As a baptized child of God, claimed in the waters of Baptism, I believe we are called to "love each other as we love ourselves." Each day, we use water--to drink, for our showers, etc...a daily reminder that we are cleansed in those very waters of Baptism. 

*"Healer of our every ill, light of each tomorrow, give us peace beyond our fears, and hope beyond our sorrow."

A ruling is expected to come sometime today from the judge.
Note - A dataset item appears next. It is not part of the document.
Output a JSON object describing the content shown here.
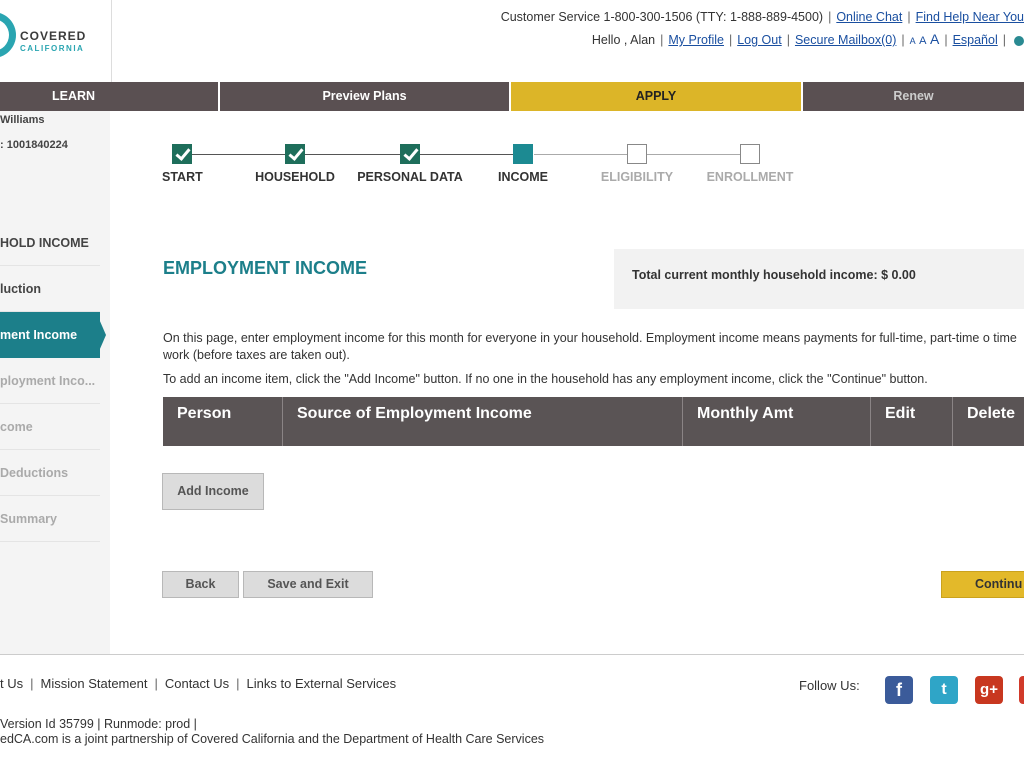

And so I find myself, clinging to these words from the hymn Healer of Our Every Ill. 

"Healer of our every ill, light of each tomorrow, give us peace beyond our fears, and hope beyond our sorrow."

Tuesday, September 06, 2016

Time for Us to Listen

There is a lot happening in the state of North Dakota near Cannonball and the Standing Rock Indian Reservation. Many Native Americans are protesting the Dakota Access Pipeline as it compromises their water and disturbs sacred burial grounds.

As I have sat and listened and watched all of this unfold, I have come to have an even deeper respect for our Native brothers and sisters. Yet the truth is I have very little experience with the Native American culture.

Although the experience I have had has been beautiful. I remember being a camp counselor and holding a day camp on this very reservation. I remember one of the dads playing music for us. I also remember learning so much about their culture.They highly value their history and culture (I honestly think we can learn much from them!) But my experience, in no way, makes me an expert about their culture.

I also realize that in North Dakota, oil has given many families jobs. Yet I am not so sure that this is a long-term solution. Despite that though, despite where one falls on this issue, I truly believe it is time; long overdue time for us to truly listen to what is unfolding around us. As humanitarian Clay Jenkinson said earlier this week, the rest of the world is watching so "shut up and listen."

Yes! It is long overdue for us to listen to our Native brothers and sisters. Mr. Jenkinson also wrote, "The protests are no threat to non-Indians. We do not lose something if we listen respectfully. We do not lose something if the petroleum-industrial-government complex finds it possible to accommodate the requests of the Standing Rock nation."

This afternoon, a special hearing is being held in regards to #NoDAPL. I think today especially and in the days and weeks to come, it is essential for us to shut up and listen. You can read more of Mr. Jenkinson's blog post here: Standing Rock-A Time To Listen, Not Spout.

So as we sit and listen, may the answer be no more violence (I cannot get the images of the dogs attacking protestors out of my head. Simply wrong!). May God's peace ultimately prevail!

(I'm seriously sad that it took me this long to write this post!)